The Hamilton cycle space of random regular graphs and randomly perturbed graphs (2507.04488v1)

Abstract: The cycle space of a graph $G$, denoted $C(G)$, is a vector space over ${\mathbb F}2$, spanned by all incidence vectors of edge-sets of cycles of $G$. If $G$ has $n$ vertices, then $C_n(G)$ is the subspace of $C(G)$, spanned by the incidence vectors of Hamilton cycles of $G$. We prove that asymptotically almost surely $C_n(G{n,d}) = C(G_{n,d})$ holds whenever $n$ is odd and $d$ is a sufficiently large (even) integer. This extends (though with a weaker bound on $d$) the well-known result asserting that $G_{n,d}$ is asymptotically almost surely Hamiltonian for every $d \geq 3$ (but not for $d < 3$).

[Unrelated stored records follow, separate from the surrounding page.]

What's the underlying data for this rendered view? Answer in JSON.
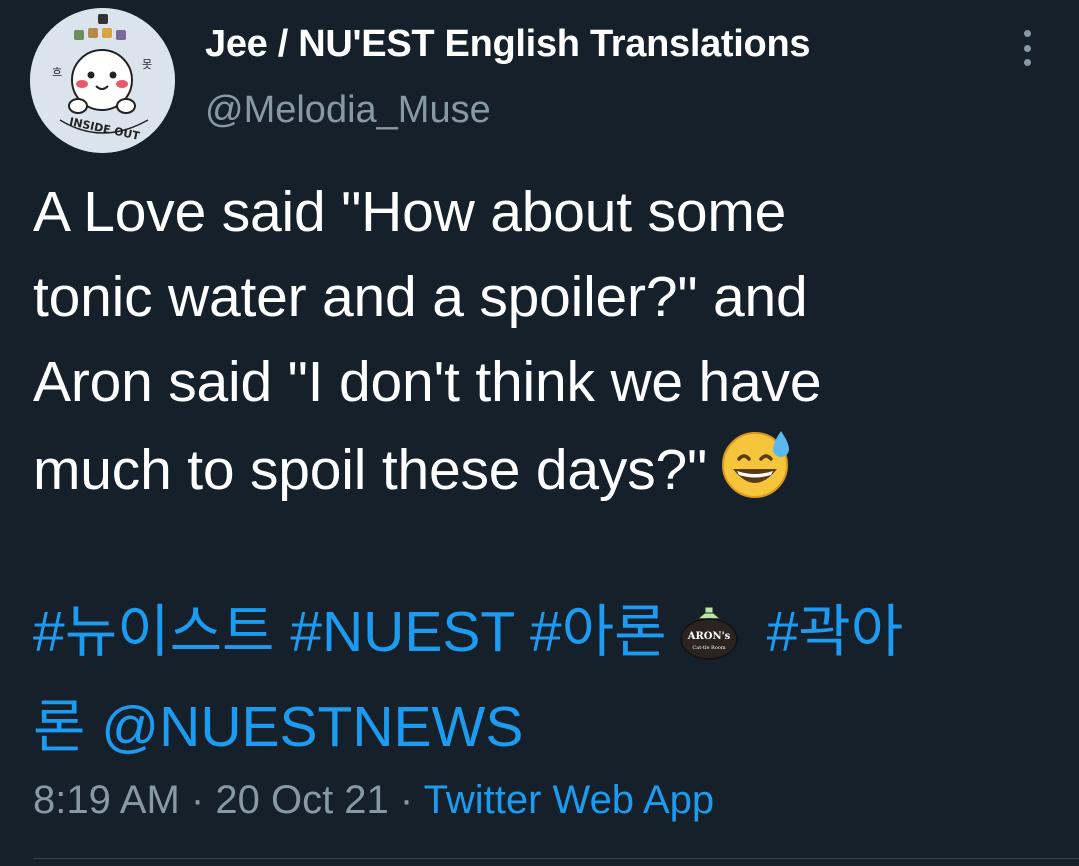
{
  "author": {
    "display_name": "Jee / NU'EST English Translations",
    "handle": "@Melodia_Muse",
    "avatar_icon": "avatar-cartoon-face",
    "avatar_text": "INSIDE OUT"
  },
  "tweet": {
    "text_lines": [
      "A Love said \"How about some",
      "tonic water and a spoiler?\" and",
      "Aron said \"I don't think we have",
      "much to spoil these days?\""
    ],
    "emoji": "grinning-face-with-sweat-icon",
    "hashtags": {
      "tag1": "#뉴이스트",
      "tag2": "#NUEST",
      "tag3": "#아론",
      "badge_text": "ARON's",
      "badge_subtext": "Cat-tle Room",
      "tag4_part1": "#곽아",
      "tag4_part2": "론",
      "mention": "@NUESTNEWS"
    },
    "time": "8:19 AM",
    "separator": "·",
    "date": "20 Oct 21",
    "source": "Twitter Web App"
  },
  "colors": {
    "background": "#15202b",
    "primary_text": "#ffffff",
    "secondary_text": "#8899a6",
    "link": "#1d9bf0",
    "divider": "#38444d"
  }
}
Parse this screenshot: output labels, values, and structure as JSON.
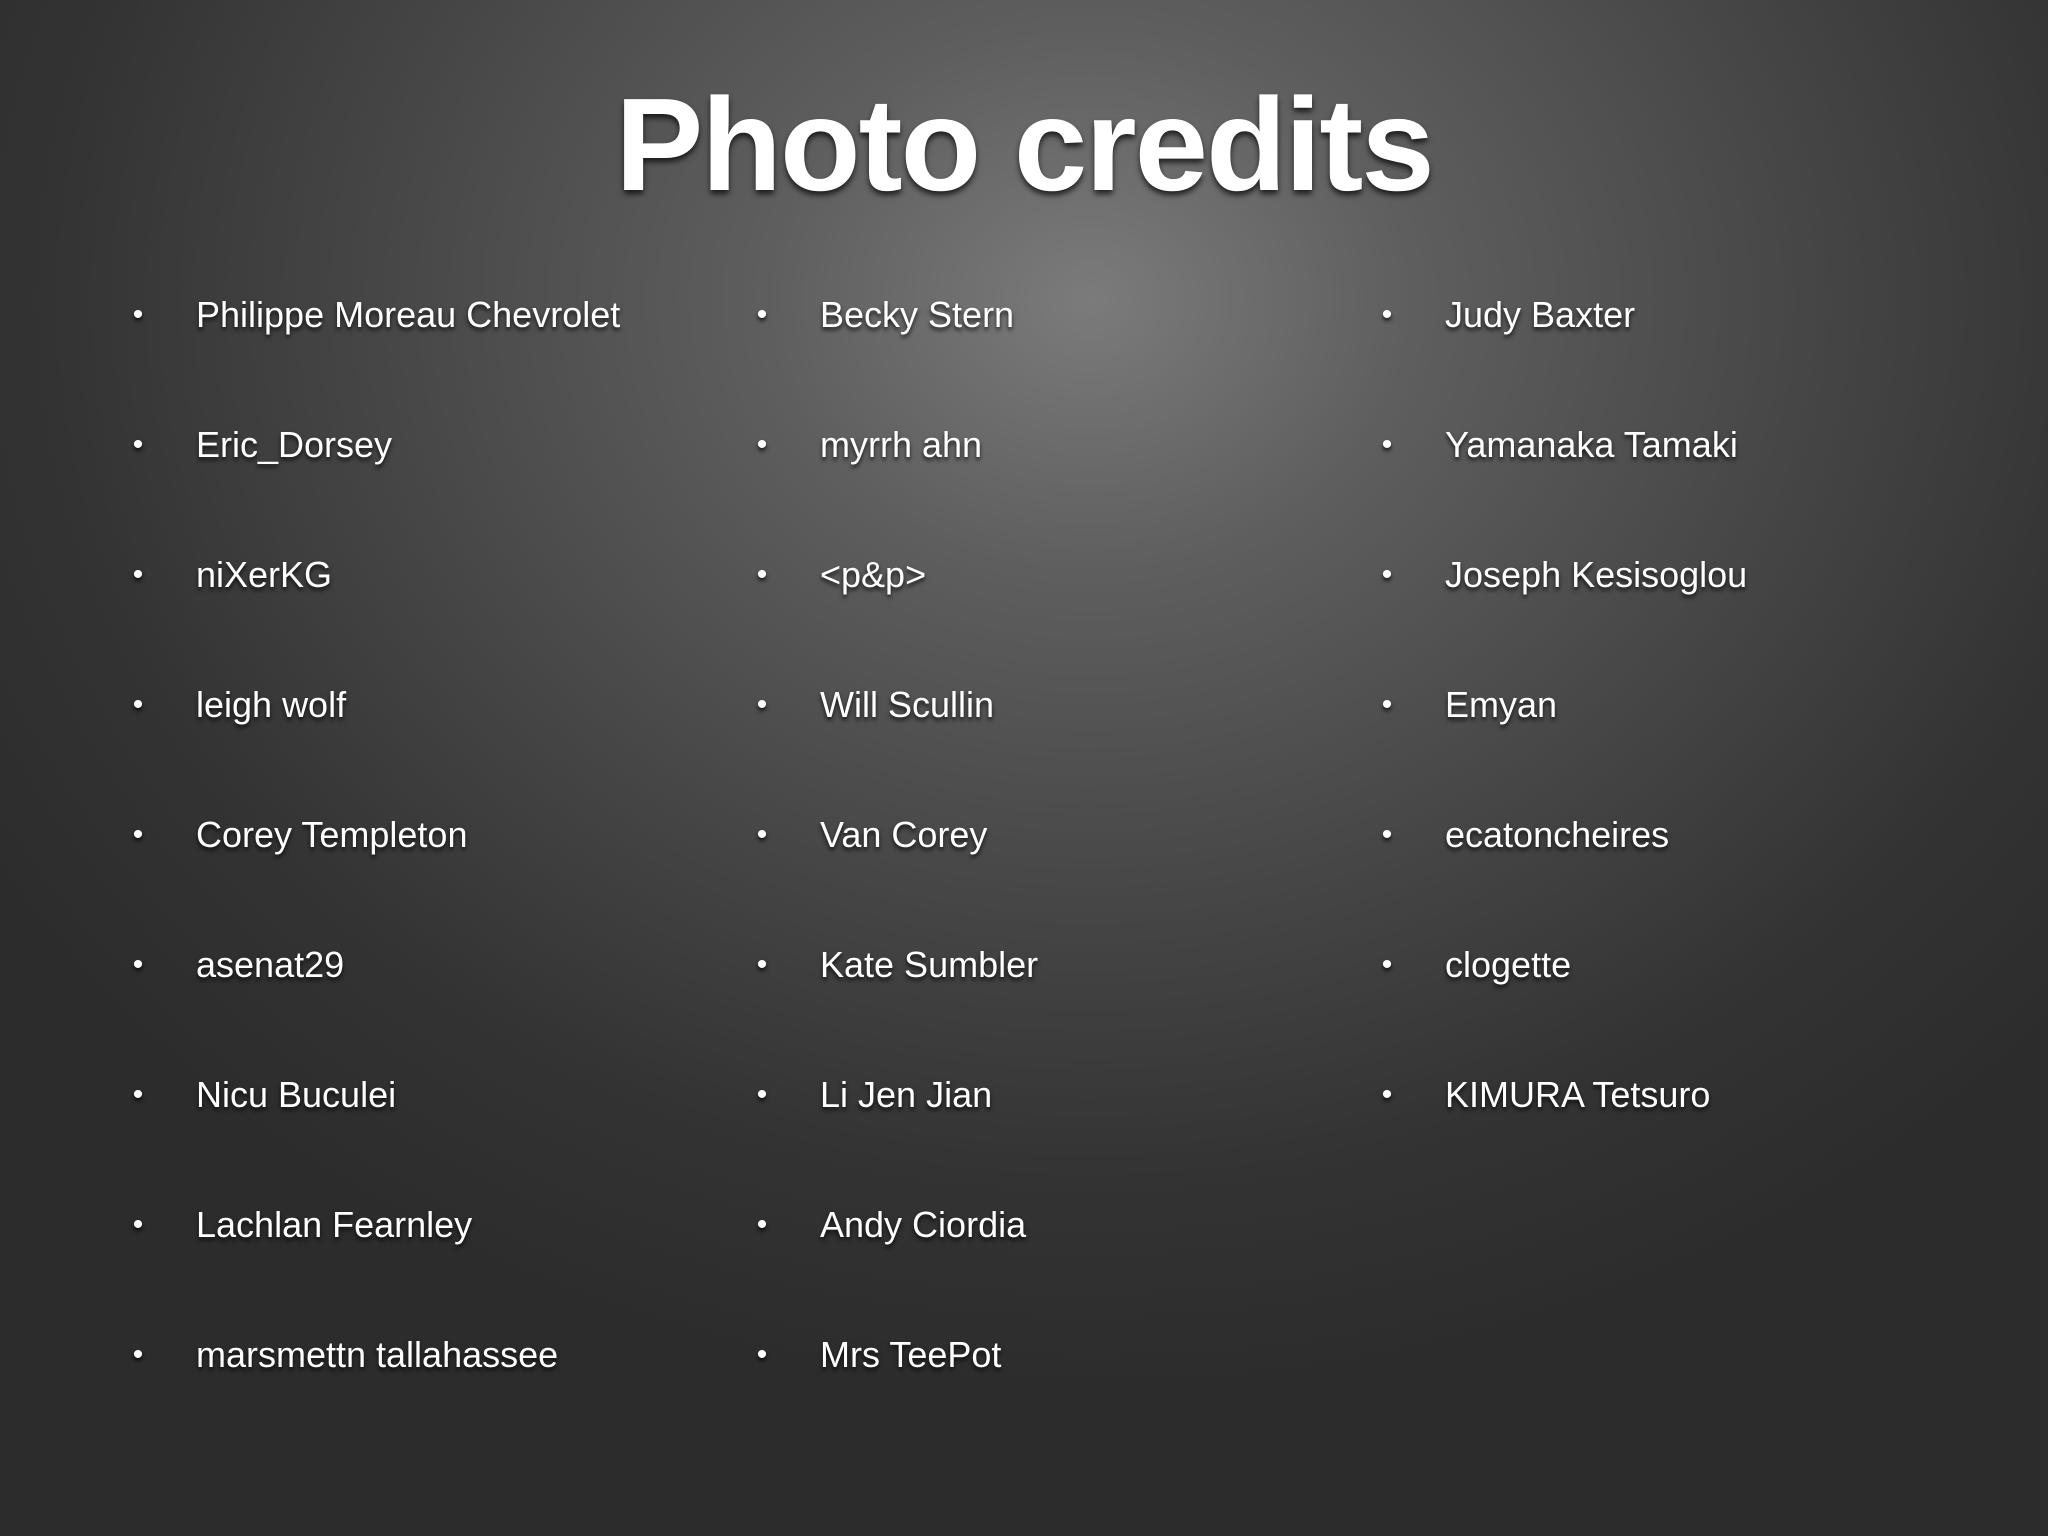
{
  "slide": {
    "title": "Photo credits",
    "bullet": "•",
    "columns": [
      {
        "credits": [
          "Philippe Moreau Chevrolet",
          "Eric_Dorsey",
          "niXerKG",
          "leigh wolf",
          "Corey Templeton",
          "asenat29",
          "Nicu Buculei",
          "Lachlan Fearnley",
          "marsmettn tallahassee"
        ]
      },
      {
        "credits": [
          "Becky Stern",
          "myrrh ahn",
          "<p&p>",
          "Will Scullin",
          "Van Corey",
          "Kate Sumbler",
          "Li Jen Jian",
          "Andy Ciordia",
          "Mrs TeePot"
        ]
      },
      {
        "credits": [
          "Judy Baxter",
          "Yamanaka Tamaki",
          "Joseph Kesisoglou",
          "Emyan",
          "ecatoncheires",
          "clogette",
          "KIMURA Tetsuro"
        ]
      }
    ]
  }
}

Since $n$ being odd mandates that $d$ be even, somewhat limiting the generality of our result, we also prove that if $n$ is even and $d$ is any sufficiently large integer, then asymptotically almost surely $C_{n-1}(G_{n,d}) = C(G_{n,d})$. An influential result of Bohman, Frieze, and Martin asserts that if $H$ is an $n$-vertex graph with minimum degree at least $\delta n$ for some constant $\delta > 0$, and $G \sim \mathbb{G}(n, C/n)$, where $C := C(\delta)$ is a sufficiently large constant, then $H \cup G$ is asymptotically almost surely Hamiltonian. We strengthen this result by proving that the same assumptions on $H$ and $G$ ensure that $C_n(H \cup G) = C(H \cup G)$ holds asymptotically almost surely.